George era più rinfrancato nella voce.
Lei gli diede l’indirizzo e lo aspettò abbandonata sul suo dondolo, sulla terrazza prospiciente il mare. George non tardò molto a venire. Era tanto cambiato. Non era il giovane forte e biondiccio dei suoi sbiaditi ricordi. Ma gli occhi azzurri erano ancora vivi e fissi su di lei come quella notte in cui il padre lo aveva salvato.
Il marito aveva preferito allontanarsi per rendere meno imbarazzante l’incontro.
Lui sedette sul dondolo accanto a lei, senza staccare per un solo minuto lo sguardo dal viso di Carmela.
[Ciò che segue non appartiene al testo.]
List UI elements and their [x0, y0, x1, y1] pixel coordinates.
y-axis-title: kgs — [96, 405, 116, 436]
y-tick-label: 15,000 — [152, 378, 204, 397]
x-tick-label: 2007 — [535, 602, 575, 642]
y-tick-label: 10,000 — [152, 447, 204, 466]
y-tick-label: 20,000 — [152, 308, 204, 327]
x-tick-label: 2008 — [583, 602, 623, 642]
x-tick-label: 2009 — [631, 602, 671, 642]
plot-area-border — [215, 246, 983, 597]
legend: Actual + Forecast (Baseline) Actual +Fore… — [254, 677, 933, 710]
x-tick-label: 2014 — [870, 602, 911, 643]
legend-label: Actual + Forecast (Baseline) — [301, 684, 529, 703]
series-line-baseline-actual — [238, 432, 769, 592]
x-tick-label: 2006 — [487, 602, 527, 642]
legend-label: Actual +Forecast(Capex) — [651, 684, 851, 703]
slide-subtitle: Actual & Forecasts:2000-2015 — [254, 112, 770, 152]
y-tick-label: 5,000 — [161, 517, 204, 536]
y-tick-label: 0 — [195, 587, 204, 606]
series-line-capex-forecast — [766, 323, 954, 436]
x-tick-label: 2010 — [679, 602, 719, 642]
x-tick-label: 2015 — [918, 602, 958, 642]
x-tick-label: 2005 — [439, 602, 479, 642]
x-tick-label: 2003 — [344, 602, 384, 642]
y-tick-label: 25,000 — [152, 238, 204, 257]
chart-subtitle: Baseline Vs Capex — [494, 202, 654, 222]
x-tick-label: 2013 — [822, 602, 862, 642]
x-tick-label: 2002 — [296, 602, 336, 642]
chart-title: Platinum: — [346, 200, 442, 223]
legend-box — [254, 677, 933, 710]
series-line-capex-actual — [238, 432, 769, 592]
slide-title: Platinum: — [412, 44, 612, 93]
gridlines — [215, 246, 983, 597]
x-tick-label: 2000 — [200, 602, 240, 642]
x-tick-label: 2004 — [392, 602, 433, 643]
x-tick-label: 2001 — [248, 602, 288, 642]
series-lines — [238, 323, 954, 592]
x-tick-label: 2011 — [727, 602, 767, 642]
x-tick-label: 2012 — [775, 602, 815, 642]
– I miei figli hanno voluto regalarmi questo viaggio per il settantesimo compleanno. – Le raccontò. – Sono vedovo da molti anni ma il ricordo del nostro amore giovanile ha marcato sempre ogni momento della mia vita e anche ogni attimo di quella della mia famiglia. Ci sono fatti e persone nella storia di un uomo che non si riescono a dimenticare o a rimuovere e tu sei stata sempre con me come un angelo buono che regalò per caso e senza nulla chiedere giorni di felicità a un ragazzo che era stato destinato alla vittoria o alla morte. –
Le prese la mano e gliela strinse forte. Lei chiuse gli occhi.
– Non ho potuto scrivere – si scusò – perché non era permesso durante l’avanzata. Ci cambiavano in continuazione di destinazione. Poi la distanza e gli incarichi militari fecero il resto. Se sono qui, però, è perché mai ti ho dimenticata.
Domani partirò. Questa volta, sarà un viaggio lungo che mi porterà lontano, in una terra dalla quale non sarà più possibile il ritorno. Là ti aspetterò e non ci saranno distanze a separarci.-
Lei aprì gli occhi e lo guardò sorpresa e incuriosita.
George abbassò gli occhi e annuì con la testa.
– Sì. – Aggiunse. – Hai capito bene e lo hanno capito bene anche i miei figli. I miei giorni sono contati per un Parkinson che mi è stato diagnosticato e non potevo morire senza rivederti per un’ultima volta. –
Carmela ebbe un fremito strano e un attacco di pianto la fece sussultare sul dondolo. Gli accarezzò il capo con la mano, abbracciandoglielo, come faceva sempre dopo averglielo fasciato nel letto della sua stanza nella villa. Sentì le lacrime di lui bagnarle le dita.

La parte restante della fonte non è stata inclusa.